Я думаю, я достигаю читателей довольно непреднамеренно, и эти читатели, вероятно, связаны с уклоном, вне Kilter, частью дороги, которую вы едва можете увидеть с хорошо проходящей дороги. Итак, когда я пишу, я вообще не думаю об аудитории. Вместо этого я пытаюсь увидеть за этими кустарниками, вниз по этому скрытому пути. Мы чудаки мира, и есть так много странных.
Когда моя работа говорит с аудиторией, когда она создает зрители вокруг нее, я чувствую себя немного менее сумасшедшим, потому что это означает, что есть люди, которые заинтересованы в том, чтобы думать о себе и мире через призму. Призма - это труд, и может быть удовольствие в родах.

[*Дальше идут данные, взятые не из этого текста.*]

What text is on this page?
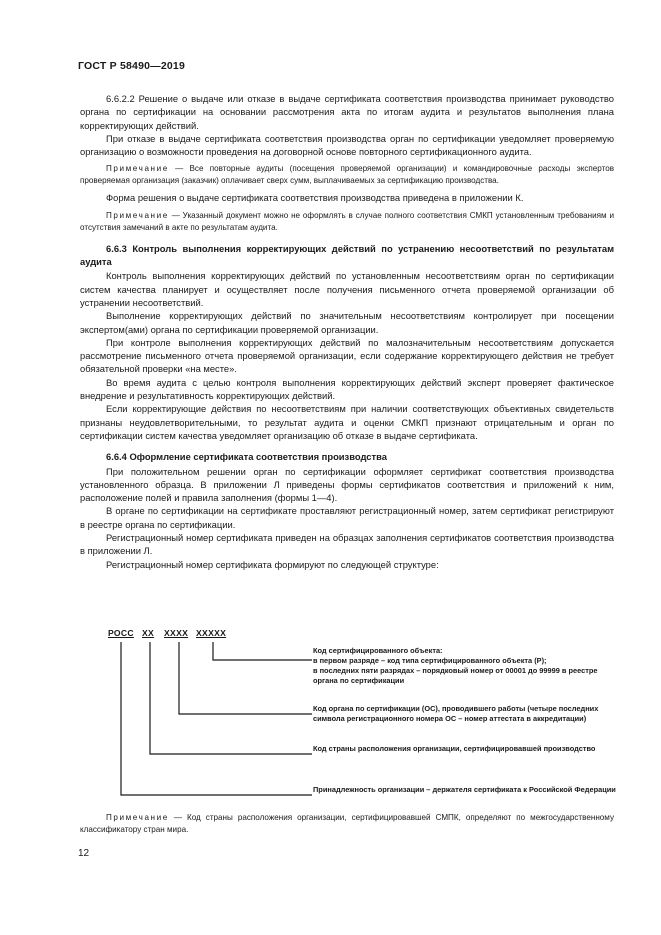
ГОСТ Р 58490—2019

6.6.2.2 Решение о выдаче или отказе в выдаче сертификата соответствия производства принимает руководство органа по сертификации на основании рассмотрения акта по итогам аудита и результатов выполнения плана корректирующих действий.

При отказе в выдаче сертификата соответствия производства орган по сертификации уведомляет проверяемую организацию о возможности проведения на договорной основе повторного сертификационного аудита.

Примечание — Все повторные аудиты (посещения проверяемой организации) и командировочные расходы экспертов проверяемая организация (заказчик) оплачивает сверх сумм, выплачиваемых за сертификацию производства.

Форма решения о выдаче сертификата соответствия производства приведена в приложении К.

Примечание — Указанный документ можно не оформлять в случае полного соответствия СМКП установленным требованиям и отсутствия замечаний в акте по результатам аудита.

6.6.3 Контроль выполнения корректирующих действий по устранению несоответствий по результатам аудита

Контроль выполнения корректирующих действий по установленным несоответствиям орган по сертификации систем качества планирует и осуществляет после получения письменного отчета проверяемой организации об устранении несоответствий.

Выполнение корректирующих действий по значительным несоответствиям контролирует при посещении экспертом(ами) органа по сертификации проверяемой организации.

При контроле выполнения корректирующих действий по малозначительным несоответствиям допускается рассмотрение письменного отчета проверяемой организации, если содержание корректирующего действия не требует обязательной проверки «на месте».

Во время аудита с целью контроля выполнения корректирующих действий эксперт проверяет фактическое внедрение и результативность корректирующих действий.

Если корректирующие действия по несоответствиям при наличии соответствующих объективных свидетельств признаны неудовлетворительными, то результат аудита и оценки СМКП признают отрицательным и орган по сертификации систем качества уведомляет организацию об отказе в выдаче сертификата.

6.6.4 Оформление сертификата соответствия производства

При положительном решении орган по сертификации оформляет сертификат соответствия производства установленного образца. В приложении Л приведены формы сертификатов соответствия и приложений к ним, расположение полей и правила заполнения (формы 1—4).

В органе по сертификации на сертификате проставляют регистрационный номер, затем сертификат регистрируют в реестре органа по сертификации.

Регистрационный номер сертификата приведен на образцах заполнения сертификатов соответствия производства в приложении Л.

Регистрационный номер сертификата формируют по следующей структуре:

РОСС ХХ ХХХХ ХХХХХ
Код сертифицированного объекта:
в первом разряде – код типа сертифицированного объекта (Р);
в последних пяти разрядах – порядковый номер от 00001 до 99999 в реестре органа по сертификации
Код органа по сертификации (ОС), проводившего работы (четыре последних символа регистрационного номера ОС – номер аттестата в аккредитации)
Код страны расположения организации, сертифицировавшей производство
Принадлежность организации – держателя сертификата к Российской Федерации

Примечание — Код страны расположения организации, сертифицировавшей СМПК, определяют по межгосударственному классификатору стран мира.

12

Однажды я спросил Мун Ми Ким, где пол находится в ее работе, и она просто сказала: «Это повсюду», сопротивляясь представлению о том, что пол должен быть чрезмерно вписан в текст с каким -то сообщением. У нее такая работа, которая наиболее повлияла на то, как я делаю поэзию - идея, что нам не нужно прикладывать или прибивать пол или расу, в этом отношении.
Я долгое время был поклонником работы Адриана Пайпер. Я считаю, что ее выступления движутся в их готовности склоняться к абсурду. Тем не менее, есть социальная критика в ее взаимодействии с людьми, которые могли или не понимали, что художник присутствовал.
В Фонде третьей волны мы задавали такие вопросы, как: «Как мы можем зарегистрировать больше избирателей, которые поддерживают наши проблемы?» или «Как мы хотим отдать деньги, чтобы они имели наибольшее влияние?» Но стихи были вовлечены в вопросы ощущения целого, ведения переговоров о сексуальной травме и разговора с тем, что было потеряно навсегда. Я всегда был человеком, который чувствует себя наиболее энергичным, когда я создаю искусство и работаю над социальными изменениями, но мне часто возникают трудности с тем, чтобы говорить об этих двух на одном дыхании.